We ate our dinner while watching the last walkers straggle around the corner. The fruit salad was very good, although my boyfriend ate nearly all the banana out of it.
As we finished eating, I looked across the street at the old building that once housed a favorite local bookstore of mine, Adventures in Crime and Space. The bookstore had been forced out of the building a few years ago because of high rents and ended up closing for good. (You can still order from it online, though.) I think the building also housed the Austin offices of the Texas Triangle newspaper. I noticed something I hadn’t seen before—from where we sat, you could see the remnants of an old sign painted on the side of the building, for “Something Bros. Grocery and Market” from who knows how long ago. A little bit of forgotten history.

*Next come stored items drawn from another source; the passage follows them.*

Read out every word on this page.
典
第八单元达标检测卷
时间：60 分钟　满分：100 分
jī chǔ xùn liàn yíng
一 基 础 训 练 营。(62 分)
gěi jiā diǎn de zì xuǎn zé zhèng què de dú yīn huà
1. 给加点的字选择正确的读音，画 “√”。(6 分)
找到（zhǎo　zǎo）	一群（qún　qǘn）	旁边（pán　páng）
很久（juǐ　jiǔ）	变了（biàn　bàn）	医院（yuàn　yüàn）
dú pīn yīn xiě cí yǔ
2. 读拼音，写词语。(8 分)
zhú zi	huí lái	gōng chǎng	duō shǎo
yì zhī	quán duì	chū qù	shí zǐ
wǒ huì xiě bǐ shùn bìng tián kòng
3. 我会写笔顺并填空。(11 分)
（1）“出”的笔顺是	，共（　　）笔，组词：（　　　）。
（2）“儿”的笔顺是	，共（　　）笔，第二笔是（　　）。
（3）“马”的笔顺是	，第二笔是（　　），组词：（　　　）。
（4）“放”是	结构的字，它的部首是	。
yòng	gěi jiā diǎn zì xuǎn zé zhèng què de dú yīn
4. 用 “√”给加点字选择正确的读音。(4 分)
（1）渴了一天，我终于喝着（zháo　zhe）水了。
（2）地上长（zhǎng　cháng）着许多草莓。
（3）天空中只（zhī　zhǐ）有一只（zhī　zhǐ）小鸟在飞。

Then I noticed the sign in the front window and I realized why the front of the building looked so stripped-down. The building is scheduled for demolition. It’ll be torn down, and something trendy and metallic and corporate will appear there in the next year.
Keep Austin weird, indeed. We’ll be lucky to keep it at all.

5 thoughts on “keep Austin.”

  1. There’s got to be some appropriate grassroots action to take against trademark hijacking of this kind, but I can’t think of what it would be. Other than making your own Keep Austin Weird paraphernalia. Maybe there could be giant silkscreening parties?
    As for the hybrid — you may not drive enough, period, to justify a fuel-efficient car. But if the issue isn’t total driving but highway driving, then you should know that stop-and-go driving is where a hybrid actually gets most of its fuel savings. Not only is the electric motor more efficient than the gas engine at low speeds but it even recovers energy when you’re braking. If you did all of your driving on the highway, that would actually be a reason *not* to get a hybrid.
    Which your geek boyfriend no doubt discussed at length. :-)

  2. Please don’t violate others’ trademarks, no matter how unfairly they were obtained. You expose yourself to civil damages, plus you have to pay the holders’ attorneys fees if the holders prevail. It’s not worth the risk as a form of protest.

  3. Prentiss, I think that Austin weirdness isn’t sufficiently conveyed through silkscreening. However, I could see having a party out in my backyard where we used sponges and tie-dyes and rubber bands to create “Keep Austin” t-shirts. Without the “Weird” part, REM, to avoid any trademark violation.
    I will say that so far the trademark holders have not done much to enforce violations, which must be going on all the time around here since the phrase is so popular. That could weaken any legal battles later, couldn’t it?

  4. About the race t-shirts: yes, that’s definitely still the case. Wearing the race t-shirt during the race immediately brands you as a first-timer. (Actually Rob refuses to wear a shirt at all unless it’s about 30 degrees. But then he’s weird.)

  5. Yes, failure to police a TM would result in a finding that it was abandoned. But do you want a couple of years of litigation on your hands before you win?
    The “Keep Austin,” period, shirts sound fine (though note that I am not an IP lawyer, and this is based on a class I took pass fail 15 years ago, plus what I’ve picked up by osmosis since).